Notes and comments by David Irving on the Red Pepper article June, 2000.

 

1. As documents in possession of Mr Irving proved, the "scholar" Richard Evans was paid $200,000 by the Defendants in this action to give the witness testimony that he did. He also continued to draw his full academic salary, and a few days after the trial ended Evans accepted a paid position on a Holocaust Loot commission. He is also a paid book reviewer for The Jewish Chronicle.

2. See excerpt.

3. Mr Irving has never challenged Evans to a debate, nor has any other person on his behalf. Evans betrayed his ignorance in the witness stand, where he admitted that he had never consulted the CSDIC interrogation reports (in the Public Record Office, London, now for ten years) or the Bletchley Park decoding files. His knowledge of German is lower than schoolboy-standard.

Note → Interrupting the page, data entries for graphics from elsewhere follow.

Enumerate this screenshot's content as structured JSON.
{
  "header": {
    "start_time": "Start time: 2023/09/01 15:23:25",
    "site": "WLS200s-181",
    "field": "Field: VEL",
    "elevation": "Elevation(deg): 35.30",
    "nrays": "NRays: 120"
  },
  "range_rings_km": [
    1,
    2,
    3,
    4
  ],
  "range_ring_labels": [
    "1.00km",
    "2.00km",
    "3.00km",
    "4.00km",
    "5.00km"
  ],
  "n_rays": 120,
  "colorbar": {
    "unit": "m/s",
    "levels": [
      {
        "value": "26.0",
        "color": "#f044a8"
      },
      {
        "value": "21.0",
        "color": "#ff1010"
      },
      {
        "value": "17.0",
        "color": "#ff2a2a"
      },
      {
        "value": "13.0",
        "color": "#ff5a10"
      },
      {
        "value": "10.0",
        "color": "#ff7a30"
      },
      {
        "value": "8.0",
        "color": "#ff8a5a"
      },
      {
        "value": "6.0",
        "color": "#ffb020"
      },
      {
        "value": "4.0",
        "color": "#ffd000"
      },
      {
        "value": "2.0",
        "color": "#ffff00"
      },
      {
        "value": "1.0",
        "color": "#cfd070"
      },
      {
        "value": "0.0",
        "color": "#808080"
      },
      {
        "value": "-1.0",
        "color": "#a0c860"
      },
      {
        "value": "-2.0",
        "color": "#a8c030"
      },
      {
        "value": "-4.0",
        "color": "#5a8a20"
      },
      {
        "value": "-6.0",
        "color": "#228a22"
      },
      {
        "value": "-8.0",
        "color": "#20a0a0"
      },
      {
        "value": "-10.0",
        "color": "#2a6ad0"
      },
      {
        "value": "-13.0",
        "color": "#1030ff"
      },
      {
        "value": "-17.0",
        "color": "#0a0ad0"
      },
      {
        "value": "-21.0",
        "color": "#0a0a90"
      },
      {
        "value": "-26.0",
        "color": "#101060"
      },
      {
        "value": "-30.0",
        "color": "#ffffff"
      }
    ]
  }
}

Among childish howlers: He translated the German slang phrase "daran glauben müssen" as will have to believe in it (it means "will get killed"). This expert on the Third Reich did not even recognise the name Otto Abetz as Hitler's ambassador to France throughout the Second World War, when asked by Mr Irving.

4. This is a childish distortion. As Prof. Robert Van Pelt concedes, both in his Report and on the witness stand, there are no holes in the roof of Krema II corresponding to the holes through which "eye witnesses" claim to have seen SS officers tipping Zyklon crystals to kill 500,000 Jews. The roof is still there. There are no such holes.

5. See our items on Prof. R Novick's book.

6. This is rubbish. None of Mr Irving's recent books has been typeset in the USA. Göring (1987) was typeset in the USA (William Morrow Inc.) and the UK (Macmillan Ltd). Goebbels. Mastermind of the Third Reich was typeset in the UK, but used US spellings and usages at the request of St. Martins Press, New York, who bought a licence to offset the book in the USA (and then violated the contract when they came under blackmail pressure by the ADL and Lipstadt).

7. In the belief that it would benefit the court to hear from a first hand eye-witness of events at Hitler's headquarters, rather than the sludge and waffle of "scholars" like Lipstadt and Evans, Mr Irving wrote to Otto Günsche, Hitler's SS adjutant, the only surviving member of his personal staff on Feb. 24, 1999 and invited him to testify. After some months Günsche replied declining, explaining that he has always refused to appear on TV and radio programmes as well. (He allowed Mr. Irving to tape an interview with him for many hours in 1967, describing among other events the last days of Hitler's life.)